[R] How to extract partial predictions, package mgcv

Wed Sep 16 19:52:54 CEST 2009

Yes, you're correct David, I used attach(f) earlier. Thanks for clarifying! I
should change my own code accordingly. 
/Staffan

David Winsemius wrote:
> 
> Your code minus the extraneous "lines"  was:
> 
> #plot the data
> plot(pp_s.x0.~x0,type="p",pch=2,cex=0.50)
> sequence=order(x0)
> lines(x0[sequence],pp_s.x0.[sequence])
> rug(jitter(x0))
> 
> My edition was:
> 
> plot(pp_s.x0.~x0,type="p",pch=2,cex=0.50, data=f)
> sequence=order(f$x0)
> lines(f$x0[sequence],f$pp_s.x0.[sequence])
> rug(jitter(f$x0))
> 
> So almost every one of the last set of plotting needed one or more  
> additions
> of "f$" or "data=f" in order to run without error. Perhaps you  
> attached "f"
> earlier and didn't include that code? I personally have given up using  
> attach()
> for just that reason.
> 
> -- 
> David.
> 
> 
> On Sep 16, 2009, at 1:31 PM, Staffan Roos wrote:
> 
>>
>> Hi David,
>>
>> Yes, the strange code "lines" was clearly a mistake from my side.  
>> Sorry.
>> What "dataframe references" did you add in your code?
>>
>> /Staffan
>>
>>
>>
>> David Winsemius wrote:
>>>
>>> But removing the extraneous second to last line that says just:
>>>
>>> lines
>>>
>>> ... would leave the console looking less puzzling.
>>>
>>> --  
>>> David
>>> On Sep 16, 2009, at 1:02 PM, David Winsemius wrote:
>>>
>>>> It is nice to see worked examples, but there were some errors that
>>>> relate to not including dataframe references. I've paste in code  
>>>> that
>>>> runs without error on my machine:
>>>>
>>>> On Sep 16, 2009, at 12:39 PM, Staffan Roos wrote:
>>>>
>>>>>
>>>>> Thanks Simon,
>>>>>
>>>>> I wasn't aware that "predict.gam" could be used in this  
>>>>> situation. I
>>>>> followed you advice and managed to extract the data I needed.
>>>>>
>>>>> For people interested, I add the code with comments I used here:
>>>>>
>>>>> #############################################
>>>>> # Full code for extracting partial predictions
>>>>> # Start the package mgcv
>>>>> library(mgcv)
>>>>>
>>>>> # Simulate some data (this is from Simon Wood's example in the
>>>>> # package "mgcv" manual)
>>>>> n<-200
>>>>> sig <- 2
>>>>> dat <- gamSim(1,n=n,scale=sig)
>>>>>
>>>>> # Check the data
>>>>> dat
>>>>>
>>>>> ## It looks alright :-)
>>>>>
>>>>> # Run the GAM
>>>>> b<-gam(y~s(x0)+s(I(x1^2))+s(x2)+offset(x3),data=dat)
>>>>>
>>>>> # Plot the partial predictions (You may need to rescale your window
>>>>> to
>>>>> # see the non-linearity
>>>>> par(mfrow=c(1,3))
>>>>> plot(b, scale=0)
>>>>>
>>>>> ### Clearly, the variables x0 and x2 are non-linear!
>>>>
>>>>> # I would like to extract the "solid line" in the graphs and the
>>>> # associated standard errors from the plots. Thus, I use "predict"
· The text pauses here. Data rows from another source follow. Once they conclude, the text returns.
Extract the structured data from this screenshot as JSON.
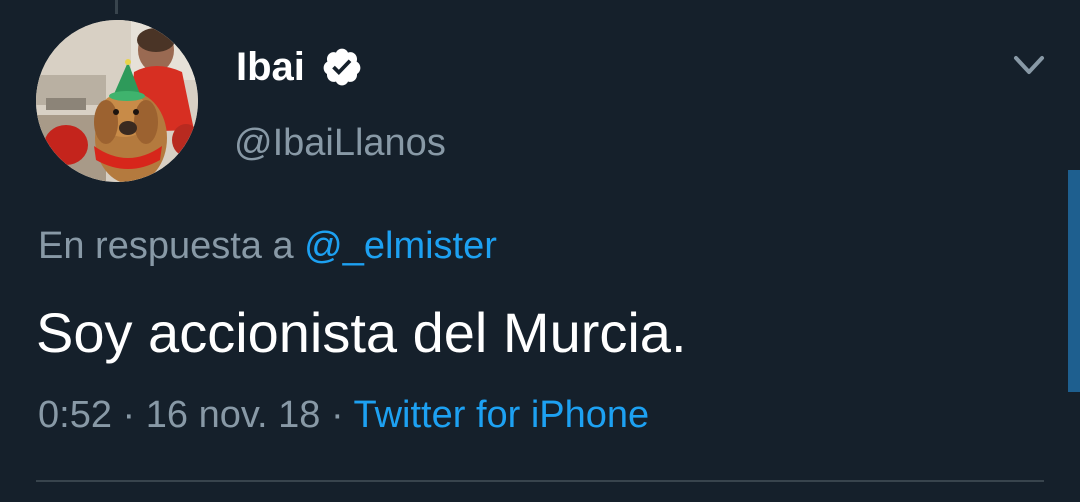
{
  "tweet": {
    "author": {
      "display_name": "Ibai",
      "handle": "@IbaiLlanos",
      "verified": true,
      "avatar_icon": "profile-photo"
    },
    "reply_prefix": "En respuesta a",
    "reply_to": "@_elmister",
    "text": "Soy accionista del Murcia.",
    "time": "0:52",
    "separator": "·",
    "date": "16 nov. 18",
    "source": "Twitter for iPhone",
    "menu_icon": "chevron-down-icon"
  },
  "colors": {
    "background": "#15202b",
    "primary_text": "#ffffff",
    "secondary_text": "#8899a6",
    "accent": "#1da1f2",
    "divider": "#38444d"
  }
}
>>>> # and change to a data.frame:
>>>> c<-data.frame(predict(b,type="terms",se.fit=TRUE)$fit)
>>>> names(c)<-c("pp_s.x0.","pp_s.I.x1.2..","pp_s.x2.")
>>>>
>>>> d<-data.frame(predict(b,type="terms",se.fit=TRUE)$se.fit)
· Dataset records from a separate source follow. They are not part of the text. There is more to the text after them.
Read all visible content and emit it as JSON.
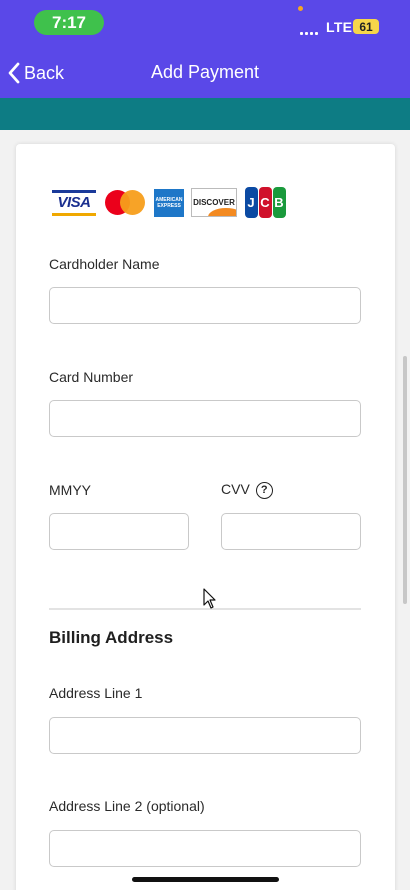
{
  "status_bar": {
    "time": "7:17",
    "network": "LTE",
    "battery": "61"
  },
  "nav": {
    "back_label": "Back",
    "title": "Add Payment"
  },
  "card_brands": {
    "visa": "VISA",
    "discover": "DISCOVER",
    "amex": "AMERICAN EXPRESS",
    "jcb": [
      "J",
      "C",
      "B"
    ]
  },
  "form": {
    "cardholder_name": {
      "label": "Cardholder Name",
      "value": ""
    },
    "card_number": {
      "label": "Card Number",
      "value": ""
    },
    "expiry": {
      "label": "MMYY",
      "value": ""
    },
    "cvv": {
      "label": "CVV",
      "help": "?",
      "value": ""
    },
    "billing_title": "Billing Address",
    "address_line_1": {
      "label": "Address Line 1",
      "value": ""
    },
    "address_line_2": {
      "label": "Address Line 2 (optional)",
      "value": ""
    }
  },
  "colors": {
    "header": "#5a48e8",
    "band": "#0d7c84",
    "time_pill": "#3fc14c",
    "battery": "#f6d64a"
  }
}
>>>> names(d)<-c("se_s.x0.","se_s.I.x1.2..","se_s.x2.")
>>>>
>>>> # Merge the three datasets:
>>>> f=cbind(dat,c,d)
>>>>
>>>> #Restrict the number of variables to the ones I am interested in:
>>>> f<-f[,c("x0","pp_s.x0.", "se_s.x0.")]
>>>> names(f)
>>>>
>>>> ### This data, i.e. "f", can now be exported or used for further
>>>> ### calculations within R
>>>>
>>>> #plot the data
>>>> par(mfrow=c(1,1))
>>>> plot(pp_s.x0.~x0,type="p",pch=2,cex=0.50, data=f)
>>>> sequence=order(f$x0)
>>>> lines(f$x0[sequence],f$pp_s.x0.[sequence])
>>>> rug(jitter(f$x0))
>>>>
>>>>> ##########################################
>>>>>
>>>>>
>>>>> Staffan,
>>>>>
>>>>> Take a look at ?predict.gam. You need to use type="terms" with
>>>>> se=TRUE to
>>>>> get
>>>>> the quantities that you need.
>>>>>
>>>>> Simon
>>>>>
>>>>> ps. with binary data,  method="REML" or method="ML" for the gam fit
>>>>> are
>>>>> often
>>>>> somewhat more reliable than  the default.
>>>>>
>>>>> On Monday 14 September 2009 19:30, Staffan Roos wrote:
>>>>>> Dear package mgcv users,
>>>>>>
>>>>>>
>>>>>>
>>>>>> I am using package mgcv to describe presence of a migratory bird
>>>>>> species
>>>>>> as
>>>>>> a function of several variables, including year, day number (i.e.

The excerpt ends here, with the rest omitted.